Using flexdashboard to create a GitHub Actions-powered YouTube feed
Want to share your content on R-bloggers? click here if you have a blog, or here if you don't.
R-Ladies organizes a multitude of inspiring and exciting Meetups worldwide. However, due to work, time zones, or other commitments, I can’t attend them all. Fortunately, since the pandemic began, many Meetup hosts have started to record webinars and post them online. This provides a great opportunity to catch up on things I’ve missed afterward.
In addition to the Meetups, R-Ladies also maintains a variety of YouTube channels. The primary channel, R-Ladies Global, offers the largest collection of videos. Local chapters often have their individual accounts as well. To simplify the process of accessing videos from multiple chapters, I wanted a convenient tool for viewing an aggregated list of videos. I also thought it would be helpful to have the ability to search videos based on presenters, topics, and other criteria.

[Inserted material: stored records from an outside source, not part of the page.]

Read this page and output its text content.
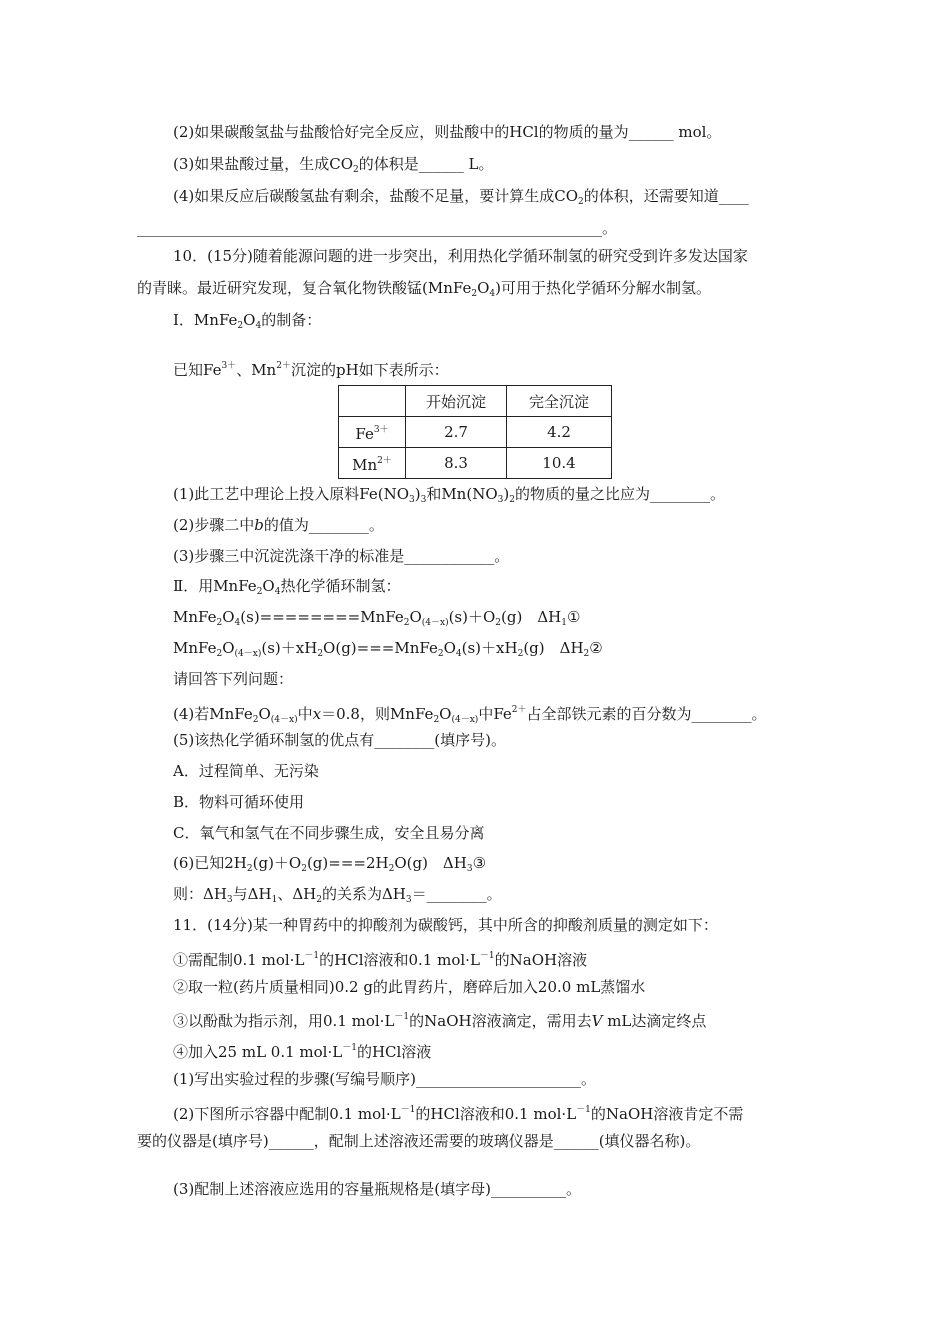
(2)如果碳酸氢盐与盐酸恰好完全反应，则盐酸中的HCl的物质的量为______ mol。
(3)如果盐酸过量，生成$CO_2$的体积是______ L。
(4)如果反应后碳酸氢盐有剩余，盐酸不足量，要计算生成$CO_2$的体积，还需要知道____
______________________________________________________________。
10．(15分)随着能源问题的进一步突出，利用热化学循环制氢的研究受到许多发达国家
的青睐。最近研究发现，复合氧化物铁酸锰$(MnFe_2O_4)$可用于热化学循环分解水制氢。
Ⅰ．$MnFe_2O_4$的制备：
已知$Fe^{3+}$、$Mn^{2+}$沉淀的pH如下表所示：
	开始沉淀	完全沉淀
$Fe^{3+}$	2.7	4.2
$Mn^{2+}$	8.3	10.4
(1)此工艺中理论上投入原料$Fe(NO_3)_3$和$Mn(NO_3)_2$的物质的量之比应为________。
(2)步骤二中b的值为________。
(3)步骤三中沉淀洗涤干净的标准是____________。
Ⅱ．用$MnFe_2O_4$热化学循环制氢：
$MnFe_2O_4(s)========MnFe_2O_{(4-x)}(s)+O_2(g)$　$\Delta H_1①$
$MnFe_2O_{(4-x)}(s)+xH_2O(g)===MnFe_2O_4(s)+xH_2(g)$　$\Delta H_2②$
请回答下列问题：
(4)若$MnFe_2O_{(4-x)}$中x＝0.8，则$MnFe_2O_{(4-x)}$中$Fe^{2+}$占全部铁元素的百分数为________。
(5)该热化学循环制氢的优点有________(填序号)。
A．过程简单、无污染
B．物料可循环使用
C．氧气和氢气在不同步骤生成，安全且易分离
(6)已知$2H_2(g)+O_2(g)===2H_2O(g)$　$\Delta H_3③$
则：$\Delta H_3$与$\Delta H_1$、$\Delta H_2$的关系为$\Delta H_3=\_\_\_\_\_\_\_\_$。
11．(14分)某一种胃药中的抑酸剂为碳酸钙，其中所含的抑酸剂质量的测定如下：
①需配制0.1 $mol\cdot L^{-1}$的HCl溶液和0.1 $mol\cdot L^{-1}$的NaOH溶液
②取一粒(药片质量相同)0.2 g的此胃药片，磨碎后加入20.0 mL蒸馏水
③以酚酞为指示剂，用0.1 $mol\cdot L^{-1}$的NaOH溶液滴定，需用去V mL达滴定终点
④加入25 mL 0.1 $mol\cdot L^{-1}$的HCl溶液
(1)写出实验过程的步骤(写编号顺序)______________________。
(2)下图所示容器中配制0.1 $mol\cdot L^{-1}$的HCl溶液和0.1 $mol\cdot L^{-1}$的NaOH溶液肯定不需
要的仪器是(填序号)______，配制上述溶液还需要的玻璃仪器是______(填仪器名称)。
(3)配制上述溶液应选用的容量瓶规格是(填字母)__________。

So, I set out to build a dashboard with {flexdashboard} that would display all this information. {flexdashboard} is built on R Markdown, which allowed me to use R to personalize a dashboard with custom colors and styles. And, of course, I used R to pull in the data. {tuber} provides access to the YouTube Data API v3 with R, a straightforward tool for getting the data I needed.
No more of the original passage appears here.